There are certainly a lot of species that live in what we might consider inhospitable conditions, and there have been massive ecosystem and environmental shifts in the history of life on earth.
However, the chemistries and conditions needed to form macromolecules and lipid globules that could protect and contain them (which is one candidate for proto-life) might not have that full range of adaptability. Keeping chemical integrity in potentially harsh conditions (in terms of temperature or environmental chemistry) depends on a whole cascade of cellular chemistry that’s unavailable to proto-cells.
Finding even a single example of extraterrestrial life - even bacterial mats - would absolutely revolutionize biology, and I hope we manage to do it, especially if I’m still around to see it.

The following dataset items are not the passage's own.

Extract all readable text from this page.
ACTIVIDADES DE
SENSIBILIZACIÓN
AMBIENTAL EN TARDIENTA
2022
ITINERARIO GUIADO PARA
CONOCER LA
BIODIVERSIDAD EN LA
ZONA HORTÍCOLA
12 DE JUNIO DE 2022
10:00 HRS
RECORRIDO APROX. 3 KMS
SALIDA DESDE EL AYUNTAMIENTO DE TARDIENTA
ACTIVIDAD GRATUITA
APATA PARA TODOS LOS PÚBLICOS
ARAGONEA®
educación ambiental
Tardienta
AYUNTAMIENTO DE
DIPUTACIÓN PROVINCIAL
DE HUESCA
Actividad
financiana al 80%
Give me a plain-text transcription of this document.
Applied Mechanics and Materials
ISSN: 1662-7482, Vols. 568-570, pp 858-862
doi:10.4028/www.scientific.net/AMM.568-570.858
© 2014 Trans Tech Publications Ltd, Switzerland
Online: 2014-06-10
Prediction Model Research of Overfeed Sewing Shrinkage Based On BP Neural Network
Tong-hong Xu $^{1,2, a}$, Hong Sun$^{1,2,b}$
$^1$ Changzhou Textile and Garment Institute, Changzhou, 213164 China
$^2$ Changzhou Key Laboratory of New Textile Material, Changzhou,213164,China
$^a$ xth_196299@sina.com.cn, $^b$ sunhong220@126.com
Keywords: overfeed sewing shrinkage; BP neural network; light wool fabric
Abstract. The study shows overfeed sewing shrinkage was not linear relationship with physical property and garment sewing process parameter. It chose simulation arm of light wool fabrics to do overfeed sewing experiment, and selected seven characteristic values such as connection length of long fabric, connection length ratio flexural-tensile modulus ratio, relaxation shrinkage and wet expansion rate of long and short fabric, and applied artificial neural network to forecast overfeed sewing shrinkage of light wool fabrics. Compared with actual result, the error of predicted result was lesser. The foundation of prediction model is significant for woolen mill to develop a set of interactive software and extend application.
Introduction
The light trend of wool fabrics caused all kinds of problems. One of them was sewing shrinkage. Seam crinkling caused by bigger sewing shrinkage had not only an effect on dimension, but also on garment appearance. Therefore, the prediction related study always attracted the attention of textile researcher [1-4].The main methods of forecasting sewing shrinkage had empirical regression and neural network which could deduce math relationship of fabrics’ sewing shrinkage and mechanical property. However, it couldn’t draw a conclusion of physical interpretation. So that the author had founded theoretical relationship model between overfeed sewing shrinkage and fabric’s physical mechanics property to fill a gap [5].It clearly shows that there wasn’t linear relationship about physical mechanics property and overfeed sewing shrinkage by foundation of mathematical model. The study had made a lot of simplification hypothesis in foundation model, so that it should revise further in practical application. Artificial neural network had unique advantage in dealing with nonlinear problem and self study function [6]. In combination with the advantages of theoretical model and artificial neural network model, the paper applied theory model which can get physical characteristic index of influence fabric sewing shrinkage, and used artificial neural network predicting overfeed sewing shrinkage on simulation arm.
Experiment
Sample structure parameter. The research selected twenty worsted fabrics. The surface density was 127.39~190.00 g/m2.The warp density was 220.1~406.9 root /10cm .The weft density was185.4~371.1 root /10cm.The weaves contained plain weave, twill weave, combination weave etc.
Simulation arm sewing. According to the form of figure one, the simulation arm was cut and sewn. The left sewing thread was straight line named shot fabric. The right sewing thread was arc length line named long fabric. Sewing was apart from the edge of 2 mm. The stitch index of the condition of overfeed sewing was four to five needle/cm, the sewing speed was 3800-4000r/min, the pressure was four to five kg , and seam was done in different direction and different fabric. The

I can respect that and appreciate it but fighting Occam’s Razor for the minute chance of edge cases, without telling everyone the obvious, that we’re ignoring the 99.9% to chase the 0.1% because we never built the right tool for the job is wrong. I love that we are willing to chase the absurd and obscure possibilities. I just believe it is important to say, we have made absolutely no attempt to try for the real objective of finding life. We’ve done one extra credit project for a university course without taking the course and we like to claim we deserve a degree for our work, maybe even a Nobel prize. It’s a great effort on a little project, and no one should take away from that, but it is not even completion of the course. Perspective is important. Type-G stars are known to host life. A survey of all Type-G stars within a few hundred parsecs is absolutely critical before any relevant statement of life and habitability can be made. We could have that information already if we really cared to try. It would be the greatest scientific project of the millennium and likely answer one of humanity’s biggest questions, but we’ve chosen to pass up that opportunity. I personally find that sad. None of us get everything we wish for, but it must be okay to call out the missed opportunities when they are being obfuscated and people make claims like they have achieved that which they have not. It’s still great work on the 0.1%.
Tons of violent change and flux sounds like great conditions for evolving life to me.
Life walks a tightrope between order and chaos. Early life would struggle a lot to stay viable in such conditions. It would also be far harder for higher order life to evolve successfully. It would be too chaotic.
I don’t know. I’m thinking if you have one environment that’s cold, and one that’s hot, and interaction between them, then you have a cline extending between two extremes and therefore somewhere along that cline, you have the right amount of change for life to evolve.
It’s basically the mean value theorem or something like that.